Guilt. Been thinking about people I've screwed over. Been thinking about how I could have done things better. Haven't worked at all this week. And it's THURSDAY NIGHT for f*ck's sake. Granted I was severely sedated, but illogically I feel very bad about my lack of productivity. Especially when confronted with the very frequent question: So, when are you going to be done (with your PhD?). [smile, say- "whenever I want to be done...hopefully this year". Think: "go f*ck off, you moron who has no clue what my degree is in, how DARE you ask me about my progress. When are you going to win a job with the NY Philharmonic? When are you going to publish your book? When are you going to start your company... etc etc.)

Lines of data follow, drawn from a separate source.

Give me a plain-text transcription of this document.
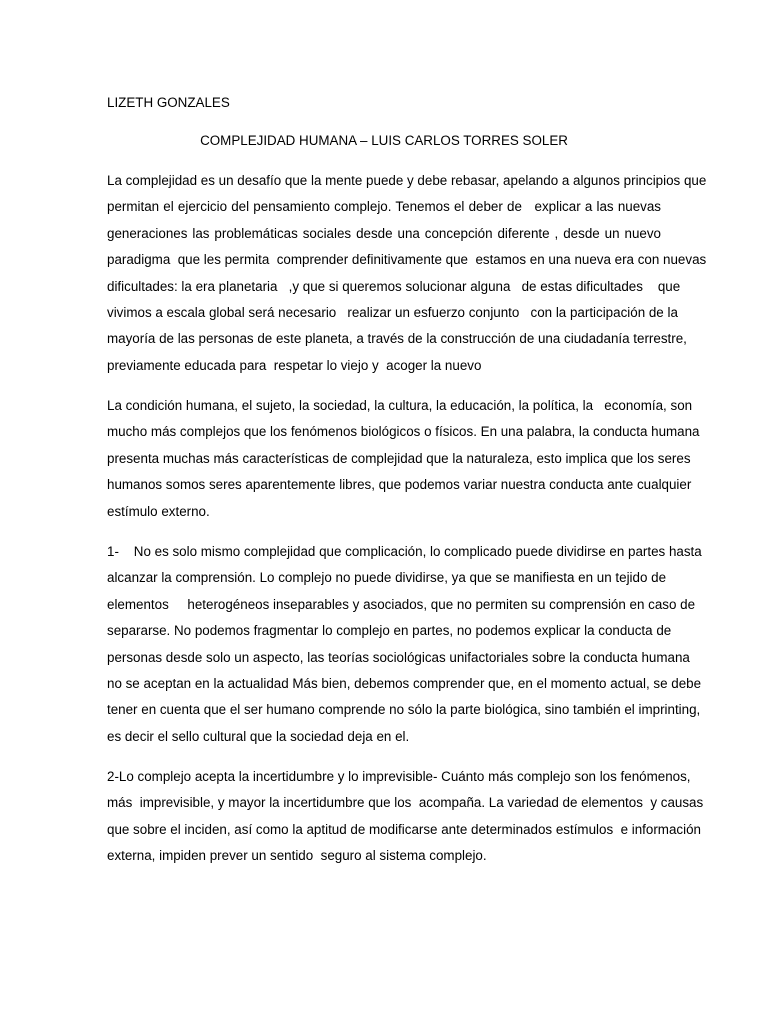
LIZETH GONZALES
COMPLEJIDAD HUMANA – LUIS CARLOS TORRES SOLER
La complejidad es un desafío que la mente puede y debe rebasar, apelando a algunos principios que
permitan el ejercicio del pensamiento complejo. Tenemos el deber de   explicar a las nuevas
generaciones las problemáticas sociales desde una concepción diferente , desde un nuevo
paradigma  que les permita  comprender definitivamente que  estamos en una nueva era con nuevas
dificultades: la era planetaria   ,y que si queremos solucionar alguna   de estas dificultades    que
vivimos a escala global será necesario   realizar un esfuerzo conjunto   con la participación de la
mayoría de las personas de este planeta, a través de la construcción de una ciudadanía terrestre,
previamente educada para  respetar lo viejo y  acoger la nuevo
La condición humana, el sujeto, la sociedad, la cultura, la educación, la política, la   economía, son
mucho más complejos que los fenómenos biológicos o físicos. En una palabra, la conducta humana
presenta muchas más características de complejidad que la naturaleza, esto implica que los seres
humanos somos seres aparentemente libres, que podemos variar nuestra conducta ante cualquier
estímulo externo.
1-    No es solo mismo complejidad que complicación, lo complicado puede dividirse en partes hasta
alcanzar la comprensión. Lo complejo no puede dividirse, ya que se manifiesta en un tejido de
elementos     heterogéneos inseparables y asociados, que no permiten su comprensión en caso de
separarse. No podemos fragmentar lo complejo en partes, no podemos explicar la conducta de
personas desde solo un aspecto, las teorías sociológicas unifactoriales sobre la conducta humana
no se aceptan en la actualidad Más bien, debemos comprender que, en el momento actual, se debe
tener en cuenta que el ser humano comprende no sólo la parte biológica, sino también el imprinting,
es decir el sello cultural que la sociedad deja en el.
2-Lo complejo acepta la incertidumbre y lo imprevisible- Cuánto más complejo son los fenómenos,
más  imprevisible, y mayor la incertidumbre que los  acompaña. La variedad de elementos  y causas
que sobre el inciden, así como la aptitud de modificarse ante determinados estímulos  e información
externa, impiden prever un sentido  seguro al sistema complejo.
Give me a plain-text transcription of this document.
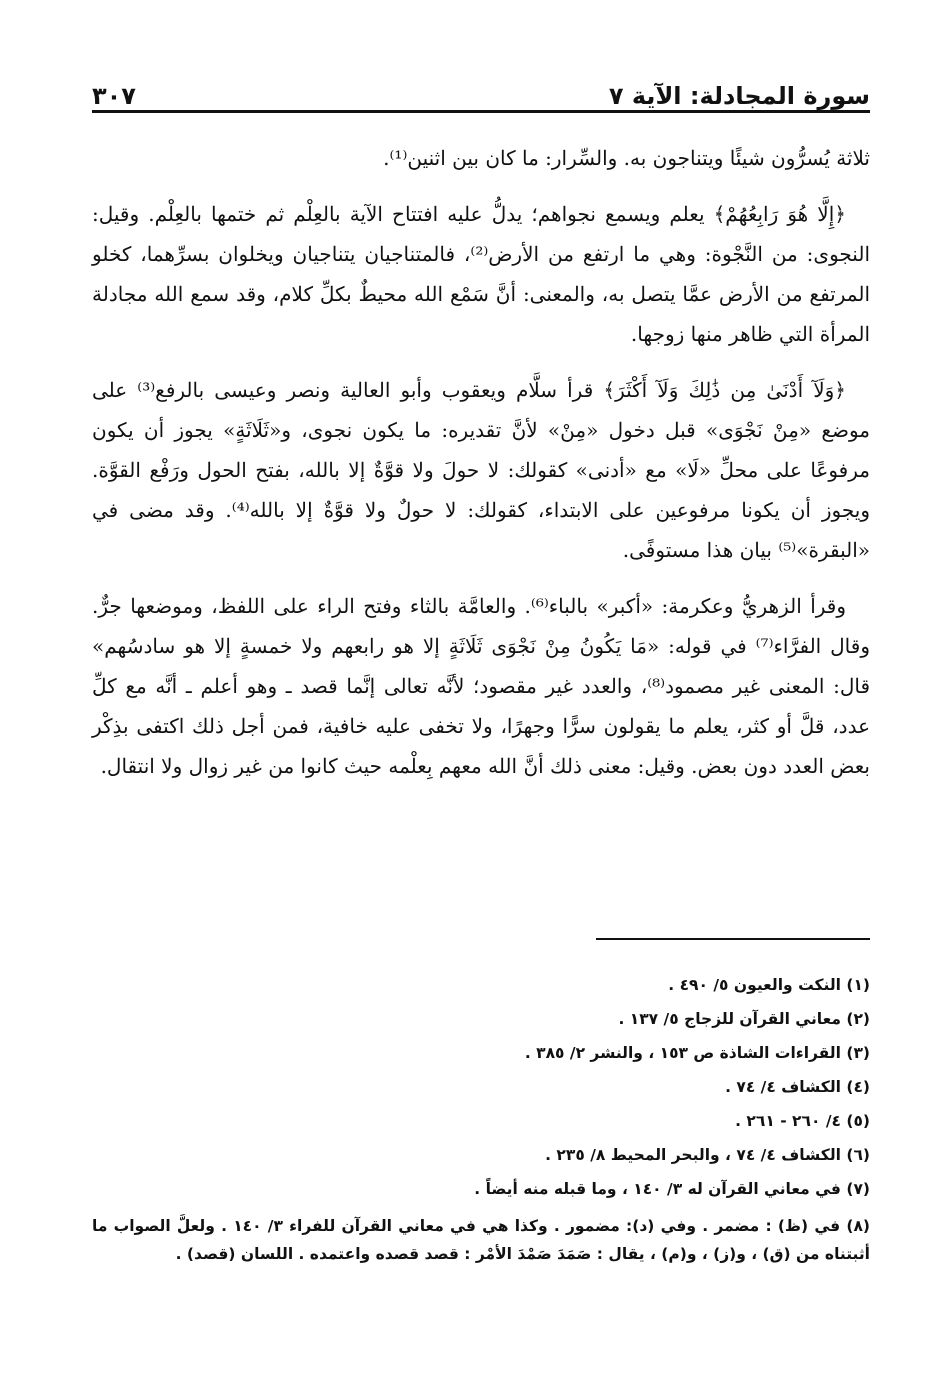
سورة المجادلة: الآية ٧
٣٠٧

ثلاثة يُسرُّون شيئًا ويتناجون به. والسِّرار: ما كان بين اثنين⁽¹⁾.

﴿إِلَّا هُوَ رَابِعُهُمْ﴾ يعلم ويسمع نجواهم؛ يدلُّ عليه افتتاح الآية بالعِلْم ثم ختمها بالعِلْم. وقيل: النجوى: من النَّجْوة: وهي ما ارتفع من الأرض⁽²⁾، فالمتناجيان يتناجيان ويخلوان بسرِّهما، كخلو المرتفع من الأرض عمَّا يتصل به، والمعنى: أنَّ سَمْع الله محيطٌ بكلِّ كلام، وقد سمع الله مجادلة المرأة التي ظاهر منها زوجها.

﴿وَلَآ أَدْنَىٰ مِن ذَٰلِكَ وَلَآ أَكْثَرَ﴾ قرأ سلَّام ويعقوب وأبو العالية ونصر وعيسى بالرفع⁽³⁾ على موضع «مِنْ نَجْوَى» قبل دخول «مِنْ» لأنَّ تقديره: ما يكون نجوى، و«ثَلَاثَةٍ» يجوز أن يكون مرفوعًا على محلِّ «لَا» مع «أدنى» كقولك: لا حولَ ولا قوَّةٌ إلا بالله، بفتح الحول ورَفْع القوَّة. ويجوز أن يكونا مرفوعين على الابتداء، كقولك: لا حولٌ ولا قوَّةٌ إلا بالله⁽⁴⁾. وقد مضى في «البقرة»⁽⁵⁾ بيان هذا مستوفًى.

وقرأ الزهريُّ وعكرمة: «أكبر» بالباء⁽⁶⁾. والعامَّة بالثاء وفتح الراء على اللفظ، وموضعها جرٌّ. وقال الفرَّاء⁽⁷⁾ في قوله: «مَا يَكُونُ مِنْ نَجْوَى ثَلَاثَةٍ إلا هو رابعهم ولا خمسةٍ إلا هو سادسُهم» قال: المعنى غير مصمود⁽⁸⁾، والعدد غير مقصود؛ لأنَّه تعالى إنَّما قصد ـ وهو أعلم ـ أنَّه مع كلِّ عدد، قلَّ أو كثر، يعلم ما يقولون سرًّا وجهرًا، ولا تخفى عليه خافية، فمن أجل ذلك اكتفى بذِكْر بعض العدد دون بعض. وقيل: معنى ذلك أنَّ الله معهم بِعلْمه حيث كانوا من غير زوال ولا انتقال.

(١) النكت والعيون ٥/ ٤٩٠ .

(٢) معاني القرآن للزجاج ٥/ ١٣٧ .

(٣) القراءات الشاذة ص ١٥٣ ، والنشر ٢/ ٣٨٥ .

(٤) الكشاف ٤/ ٧٤ .

(٥) ٤/ ٢٦٠ - ٢٦١ .

(٦) الكشاف ٤/ ٧٤ ، والبحر المحيط ٨/ ٢٣٥ .

(٧) في معاني القرآن له ٣/ ١٤٠ ، وما قبله منه أيضاً .

(٨) في (ظ) : مضمر . وفي (د): مضمور . وكذا هي في معاني القرآن للفراء ٣/ ١٤٠ . ولعلَّ الصواب ما أثبتناه من (ق) ، و(ز) ، و(م) ، يقال : صَمَدَ صَمْدَ الأمْر : قصد قصده واعتمده . اللسان (قصد) .
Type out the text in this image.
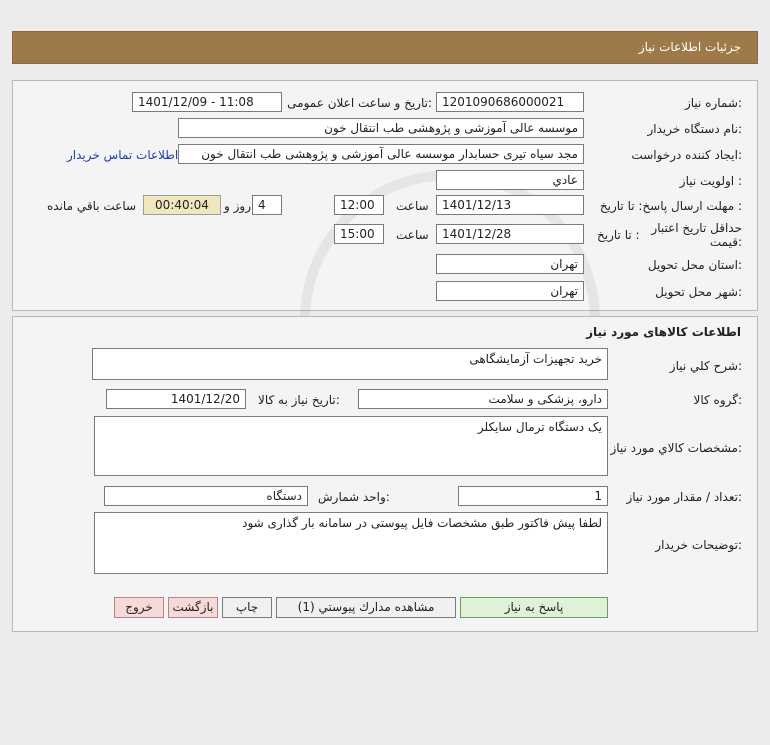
جزئیات اطلاعات نیاز
شماره نیاز:
1201090686000021
تاریخ و ساعت اعلان عمومی:
1401/12/09 - 11:08
نام دستگاه خریدار:
موسسه عالی آموزشی و پژوهشی طب انتقال خون
ایجاد کننده درخواست:
مجد سیاه تیری حسابدار موسسه عالی آموزشی و پژوهشی طب انتقال خون
اطلاعات تماس خریدار
اولویت نیاز :
عادي
مهلت ارسال پاسخ: تا تاریخ :
1401/12/13
ساعت
12:00
4
روز و
00:40:04
ساعت باقي مانده
حداقل تاریخ اعتبار
قیمت:
تا تاریخ :
1401/12/28
ساعت
15:00
استان محل تحویل:
تهران
شهر محل تحویل:
تهران
اطلاعات کالاهای مورد نیاز
شرح کلي نیاز:
خرید تجهیزات آزمایشگاهی
گروه کالا:
دارو، پزشکی و سلامت
تاریخ نیاز به کالا:
1401/12/20
مشخصات کالاي مورد نیاز:
یک دستگاه ترمال سایکلر
تعداد / مقدار مورد نیاز:
1
واحد شمارش:
دستگاه
توضیحات خریدار:
لطفا پیش فاکتور طبق مشخصات فایل پیوستی در سامانه بار گذاری شود
پاسخ به نیاز
مشاهده مدارك پیوستي (1)
چاپ
بازگشت
خروج
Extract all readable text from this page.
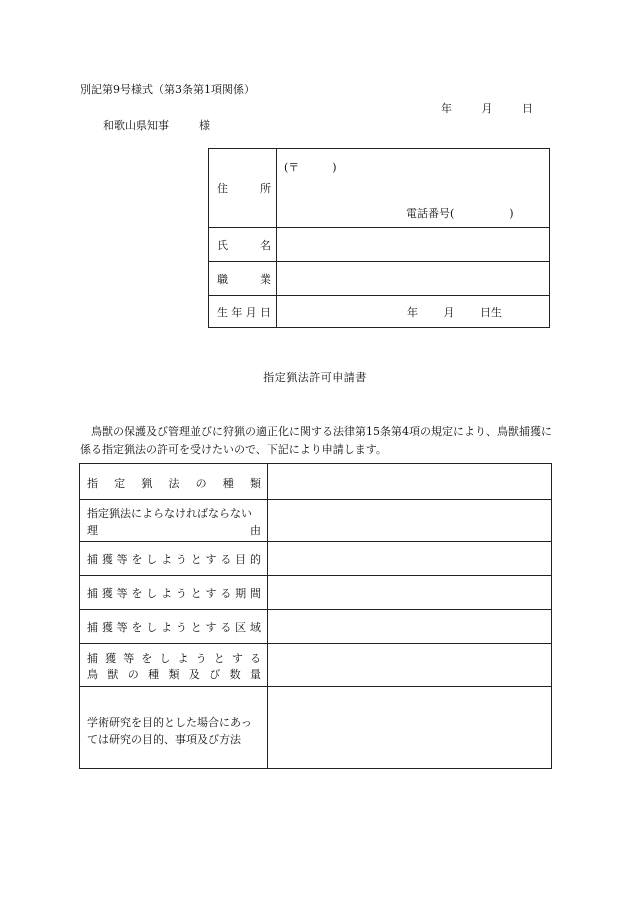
別記第9号様式（第3条第1項関係）
年	月	日
和歌山県知事	様
住	所
(〒　　　)
電話番号(　　　　　)
氏	名
職	業
生 年 月 日	年 月 日生
指定猟法許可申請書
鳥獣の保護及び管理並びに狩猟の適正化に関する法律第15条第4項の規定により、鳥獣捕獲に係る指定猟法の許可を受けたいので、下記により申請します。
指 定 猟 法 の 種 類
指定猟法によらなければならない
理	由
捕 獲 等 を し よ う と す る 目 的
捕 獲 等 を し よ う と す る 期 間
捕 獲 等 を し よ う と す る 区 域
捕 獲 等 を し よ う と す る
鳥 獣 の 種 類 及 び 数 量
学術研究を目的とした場合にあっ
ては研究の目的、事項及び方法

Mysterious crying spells. Could be love. could be? god knows what. I'm getting a dumb little tear in my eye right now. You wanna know why? It's because I'm in babblechat. All alone. It's been Babblechat:1 for about 15 minutes now. hold ON! Declan's there.
I stand corrected. ((((Declan))))
Well. gotta figure out some better things to do with my feelings than mope about.
I suck. truly. sorry you all have to put up with me. I post stuff just to make ME feel better. not because I think I'm making the world a better place or anything. I'm a selfish wolf in babble-friendly sheep's clothing.
kick me? please? Don't be nice. seriously. just do it.